Die Autorin Aygen-Sibel Çelik wurde 1969 in Istanbul geboren und lebt seit ihrem zweiten Lebensjahr in Deutschland. Bis sie anfing, selbst Kinder- und Jugendbücher zu schreiben, verfasste sie zahlreiche Artikel über die Darstellung des Fremden in der Kinder- und Jugendliteratur. Mit ihrem Buch „Alle gegen Esra“ aus dem Jahr 2010 thematisiert sie das aktuelle Problem „Mobbing in der Grundschule“.

Die Handlung spielt in einer Klasse 3b einer Grundschule. Die Hauptperson Esra ist türkischer Abstammung, sitzt in der ersten Szene alleine, weint und wird ausgegrenzt. Sie nimmt nicht an Ausflügen ihrer Klasse teil und wird wegen ihres komischen Verhaltens von ihren Klassenkameraden gemobbt. In ihrer Klasse und auch bei Lehrern und Eltern der Schüler werden Vorurteile wie „Die stinkt doch“, „türkische Mädchen werden in der Türkei unterdrückt, sind vermummt und dürfen auch hier in Deutschland dies und jenes nicht tun“ laut – das Mädchen wird bloßgestellt und gehänselt. Doch der Grund für ihr Verhalten bleibt dem Leser vorerst verborgen.

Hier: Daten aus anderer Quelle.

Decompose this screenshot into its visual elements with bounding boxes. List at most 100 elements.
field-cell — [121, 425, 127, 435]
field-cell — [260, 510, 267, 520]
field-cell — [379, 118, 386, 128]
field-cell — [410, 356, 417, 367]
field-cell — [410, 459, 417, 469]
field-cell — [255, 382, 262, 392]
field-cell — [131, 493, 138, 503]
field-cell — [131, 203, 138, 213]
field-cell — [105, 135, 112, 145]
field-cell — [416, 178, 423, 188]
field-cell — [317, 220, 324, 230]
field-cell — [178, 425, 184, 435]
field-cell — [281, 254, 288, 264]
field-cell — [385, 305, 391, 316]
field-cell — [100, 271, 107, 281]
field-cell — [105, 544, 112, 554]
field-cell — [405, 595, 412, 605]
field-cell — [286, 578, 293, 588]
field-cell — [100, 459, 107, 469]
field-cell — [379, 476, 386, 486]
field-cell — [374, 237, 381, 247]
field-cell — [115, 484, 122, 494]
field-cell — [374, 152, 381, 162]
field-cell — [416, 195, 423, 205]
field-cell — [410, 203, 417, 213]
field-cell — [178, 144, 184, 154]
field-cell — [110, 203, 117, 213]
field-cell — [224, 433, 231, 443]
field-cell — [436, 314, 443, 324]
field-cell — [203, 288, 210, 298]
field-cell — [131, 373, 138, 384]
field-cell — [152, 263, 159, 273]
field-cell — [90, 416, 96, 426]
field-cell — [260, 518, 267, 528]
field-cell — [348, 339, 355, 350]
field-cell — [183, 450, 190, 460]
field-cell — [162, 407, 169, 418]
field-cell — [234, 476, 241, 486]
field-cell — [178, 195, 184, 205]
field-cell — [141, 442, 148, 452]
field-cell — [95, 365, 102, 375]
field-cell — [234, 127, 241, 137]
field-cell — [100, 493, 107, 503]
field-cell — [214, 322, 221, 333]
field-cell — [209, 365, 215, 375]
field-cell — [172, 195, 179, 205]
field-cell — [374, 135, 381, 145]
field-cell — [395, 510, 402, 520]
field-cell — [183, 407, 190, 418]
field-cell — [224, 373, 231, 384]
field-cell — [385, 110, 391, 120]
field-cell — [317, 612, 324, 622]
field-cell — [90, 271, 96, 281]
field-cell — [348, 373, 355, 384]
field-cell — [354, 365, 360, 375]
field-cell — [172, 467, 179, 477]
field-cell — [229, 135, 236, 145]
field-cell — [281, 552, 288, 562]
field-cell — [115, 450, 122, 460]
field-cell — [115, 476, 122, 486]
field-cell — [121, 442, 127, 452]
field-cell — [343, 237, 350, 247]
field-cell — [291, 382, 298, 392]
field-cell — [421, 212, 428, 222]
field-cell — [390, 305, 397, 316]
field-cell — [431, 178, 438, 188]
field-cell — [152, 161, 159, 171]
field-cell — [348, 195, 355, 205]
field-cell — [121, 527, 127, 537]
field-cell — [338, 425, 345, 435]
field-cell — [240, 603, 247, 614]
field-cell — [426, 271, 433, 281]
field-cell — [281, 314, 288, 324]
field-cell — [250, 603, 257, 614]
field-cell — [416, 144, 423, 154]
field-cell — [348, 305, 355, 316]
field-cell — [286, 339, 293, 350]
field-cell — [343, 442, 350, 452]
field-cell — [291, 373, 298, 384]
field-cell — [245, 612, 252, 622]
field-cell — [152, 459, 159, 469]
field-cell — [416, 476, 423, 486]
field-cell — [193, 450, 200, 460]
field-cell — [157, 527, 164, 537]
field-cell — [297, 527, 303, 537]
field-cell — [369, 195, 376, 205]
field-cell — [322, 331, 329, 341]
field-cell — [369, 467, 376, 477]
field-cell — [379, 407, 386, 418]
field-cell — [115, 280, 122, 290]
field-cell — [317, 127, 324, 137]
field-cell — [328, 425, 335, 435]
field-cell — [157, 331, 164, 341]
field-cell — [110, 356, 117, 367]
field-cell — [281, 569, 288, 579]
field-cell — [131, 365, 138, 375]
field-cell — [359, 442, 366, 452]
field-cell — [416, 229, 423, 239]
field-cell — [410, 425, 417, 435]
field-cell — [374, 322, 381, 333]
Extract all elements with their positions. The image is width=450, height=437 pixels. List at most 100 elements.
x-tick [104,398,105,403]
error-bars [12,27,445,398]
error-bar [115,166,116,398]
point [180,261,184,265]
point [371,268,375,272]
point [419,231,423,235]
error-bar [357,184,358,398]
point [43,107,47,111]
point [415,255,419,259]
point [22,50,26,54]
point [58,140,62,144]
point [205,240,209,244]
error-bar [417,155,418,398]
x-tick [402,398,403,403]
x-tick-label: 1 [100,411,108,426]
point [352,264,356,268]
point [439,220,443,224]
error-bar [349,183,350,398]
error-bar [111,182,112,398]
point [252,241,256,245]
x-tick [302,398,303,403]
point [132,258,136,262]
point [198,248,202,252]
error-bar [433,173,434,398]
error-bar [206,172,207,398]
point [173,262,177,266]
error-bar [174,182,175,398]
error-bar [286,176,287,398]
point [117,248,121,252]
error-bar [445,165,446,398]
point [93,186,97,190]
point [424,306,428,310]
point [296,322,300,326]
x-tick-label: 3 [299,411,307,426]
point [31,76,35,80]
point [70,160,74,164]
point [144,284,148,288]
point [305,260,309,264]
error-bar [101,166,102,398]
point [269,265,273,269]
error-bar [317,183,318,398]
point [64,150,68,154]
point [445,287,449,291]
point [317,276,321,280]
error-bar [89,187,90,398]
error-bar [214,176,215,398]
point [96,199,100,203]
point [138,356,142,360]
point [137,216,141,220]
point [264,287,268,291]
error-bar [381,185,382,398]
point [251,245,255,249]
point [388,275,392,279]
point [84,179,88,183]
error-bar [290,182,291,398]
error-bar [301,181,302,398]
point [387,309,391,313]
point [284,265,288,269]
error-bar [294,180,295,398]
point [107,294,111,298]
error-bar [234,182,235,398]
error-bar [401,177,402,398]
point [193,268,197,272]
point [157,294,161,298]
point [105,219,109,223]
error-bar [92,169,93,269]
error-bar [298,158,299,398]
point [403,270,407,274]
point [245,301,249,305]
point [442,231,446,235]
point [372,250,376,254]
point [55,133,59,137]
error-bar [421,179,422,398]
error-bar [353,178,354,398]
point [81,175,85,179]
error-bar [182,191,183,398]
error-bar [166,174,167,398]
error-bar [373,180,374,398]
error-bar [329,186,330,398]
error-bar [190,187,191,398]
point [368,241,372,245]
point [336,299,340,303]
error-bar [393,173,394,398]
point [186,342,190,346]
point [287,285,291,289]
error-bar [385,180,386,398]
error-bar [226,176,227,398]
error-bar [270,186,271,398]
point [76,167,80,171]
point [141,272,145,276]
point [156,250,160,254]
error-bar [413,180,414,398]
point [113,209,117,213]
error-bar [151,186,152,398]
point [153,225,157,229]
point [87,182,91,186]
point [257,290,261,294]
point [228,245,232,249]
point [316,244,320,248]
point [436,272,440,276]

Eines Tages entdeckt ein anderes türkisches Mädchen aus ihrer Klasse Esras Geheimnis. Zentral wird hierbei die Frage, wie sie mit diesem Wissen umgehen soll. Die Autorin fragt den Leser „Was hättest du getan?“ und schlägt zwei Lösungsvorschläge für das Problem vor. Entweder wird das Geheimnis offenbart oder das türkische Mädchen freundet sich mit Esra an und hält zu ihr. Beide Textvarianten enthüllen Esras Geheimnis.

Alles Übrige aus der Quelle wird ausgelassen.